Texas markets

Inflation-Rocked Markets Leave Investors Nowhere to Hide

(Bloomberg) — For inflation-burned investors, a really bad year is starting to look even worse.

Bloomberg’s Most Read

As stock prices tumbled and bonds suffered the biggest losses in decades, soaring consumer prices turned a few corners of the financial markets into profitable havens earlier this year. Oil prices have recovered. Other products too. Even rising house prices and rents have supported the real estate sector.

But the hiding places are quickly disappearing.

Indeed, the persistent rise in underlying inflation – which eliminates volatility in food and energy prices – is poised to push the Federal Reserve to continue its series of interest rate hikes the more aggressive in decades. And that’s bad news for working people of all stripes.

A new study by researchers from the University of Pennsylvania and the University of Hong Kong has found that stocks, bonds, commodities and real estate investment trusts are all exposed to losses when inflation undercuts. underlying increases unexpectedly, according to data from 1963 to 2019.

“The first half of the year, when energy and food inflation were rising faster than the core, commodities performed well and looked like excellent inflation protection,” said Nikolai Roussanov, professor of finance. at the Wharton School of the University of Pennsylvania. author of the study. “But when energy prices started falling, we saw that correlation reverse and commodities generally don’t do so well.”

The shift comes on top of a darkening outlook for global financial markets, which have been hit hard this year as central banks around the world tightened monetary policy, marking a clean break from the era of easy money. that has helped stocks and bonds rally during the pandemic.

On Tuesday, the US Department of Labor reported that the core consumer price index rose 6.3% in August from a year earlier, the first acceleration since March. The numbers dashed investors’ hopes of a slowdown and cemented expectations that the Fed will raise its key rate by three-quarters of a percentage point for the third consecutive time on Sept. 21.

Such aggressive tightening increases the risk of a sharp economic slowdown that would hurt corporate profits and demand for commodities such as oil.

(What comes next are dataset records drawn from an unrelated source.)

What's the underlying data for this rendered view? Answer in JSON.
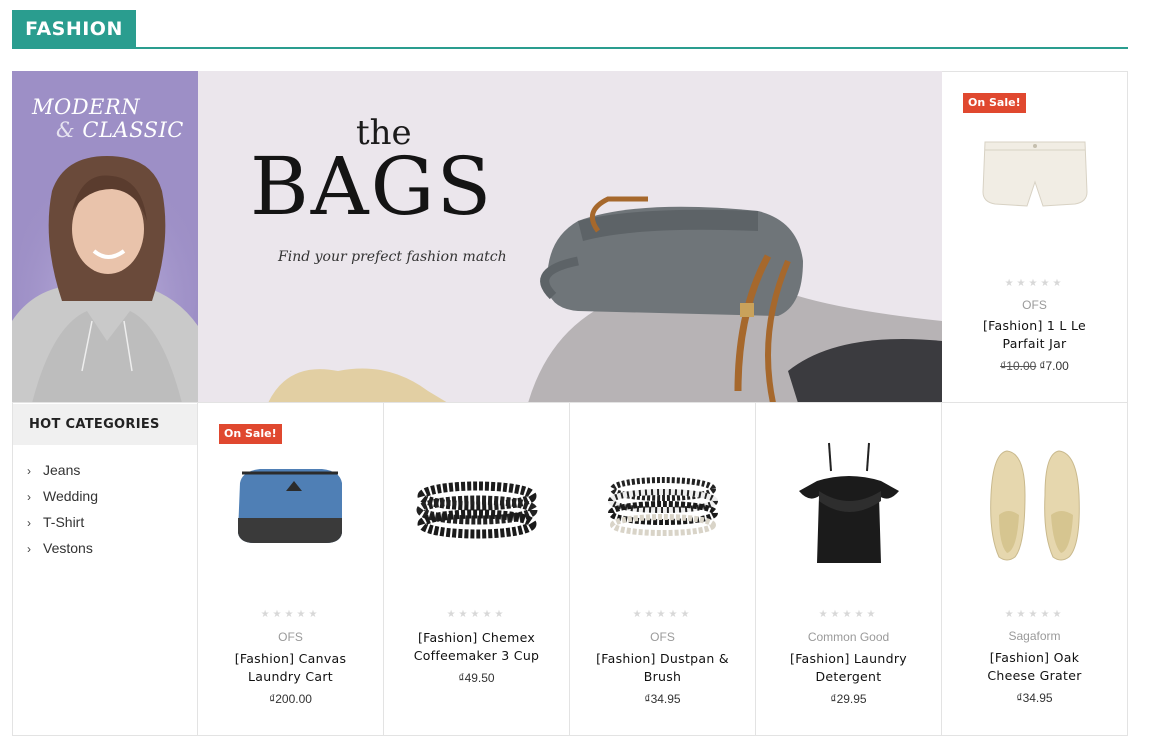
{
  "section": {
    "title": "FASHION"
  },
  "promo_left": {
    "line1": "MODERN",
    "line2_amp": "&",
    "line2": "CLASSIC"
  },
  "banner": {
    "the": "the",
    "bags": "BAGS",
    "tagline": "Find your prefect fashion match"
  },
  "featured": {
    "badge": "On Sale!",
    "stars": "★★★★★",
    "brand": "OFS",
    "name_line1": "[Fashion] 1 L Le",
    "name_line2": "Parfait Jar",
    "old_price": "₫10.00",
    "price": "₫7.00"
  },
  "hot_categories": {
    "title": "HOT CATEGORIES",
    "items": [
      {
        "label": "Jeans"
      },
      {
        "label": "Wedding"
      },
      {
        "label": "T-Shirt"
      },
      {
        "label": "Vestons"
      }
    ]
  },
  "products": [
    {
      "badge": "On Sale!",
      "stars": "★★★★★",
      "brand": "OFS",
      "name_line1": "[Fashion] Canvas",
      "name_line2": "Laundry Cart",
      "price": "₫200.00"
    },
    {
      "stars": "★★★★★",
      "brand": "",
      "name_line1": "[Fashion] Chemex",
      "name_line2": "Coffeemaker 3 Cup",
      "price": "₫49.50"
    },
    {
      "stars": "★★★★★",
      "brand": "OFS",
      "name_line1": "[Fashion] Dustpan &",
      "name_line2": "Brush",
      "price": "₫34.95"
    },
    {
      "stars": "★★★★★",
      "brand": "Common Good",
      "name_line1": "[Fashion] Laundry",
      "name_line2": "Detergent",
      "price": "₫29.95"
    },
    {
      "stars": "★★★★★",
      "brand": "Sagaform",
      "name_line1": "[Fashion] Oak",
      "name_line2": "Cheese Grater",
      "price": "₫34.95"
    }
  ],
  "colors": {
    "accent": "#2a9d8f",
    "sale": "#e0482f",
    "promo_bg": "#9d8fc6",
    "banner_bg": "#ebe6ec"
  }
}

The S&P 500 index fell more than 4% on Tuesday alone, following the inflation report, and ended the week down nearly 5%. A Bloomberg commodity index has plunged 3% since Tuesday. And Treasury yields have climbed, pushing U.S. government debt to a loss of more than 11% this year, by far the worst since the Bloomberg index began in 1973. The U.S. dollar has been among the few bright spots, the currency driven by rising interest rates.

The evolution of commodity markets is consistent with what has been observed since the early 1960s, according to Roussanov and his fellow researchers. While commodities gain 21% when energy inflation increases by one standard deviation, they actually fall 0.1% when core inflation experiences the same jump.

A similar study by researchers from hedge fund firm Man Group Plc and Duke University also found that stocks and bonds tend to perform poorly during times of inflation, while commodities are the mainstay. asset class that reliably outperforms when inflation is high. But the caveat is that once headline inflation begins to fall from its peak, the return on the asset class tends to be zero, according to one of the authors.

“The whole market and the whole world is sailing from this period of high and rising inflation, which we have been in, to a period of still high, but lower inflation,” said the portfolio manager of Man Group. , Teun Draaisma. “We are on the cusp of that change.”

The shift is fueling a pullback from commodity funds as investors brace for slower economic growth or a recession. Broad-based exchange-traded funds are expected to see cash withdrawn for a fifth consecutive month in September, with nearly $17 billion withdrawn since the start of May.

“With very strong underlying inflation, this implies that aggressive monetary tightening will be in place,” said Peter Chatwell, head of global macro strategies at Mizuho International Plc. “This should reduce near-term demand and depress prices for most assets.”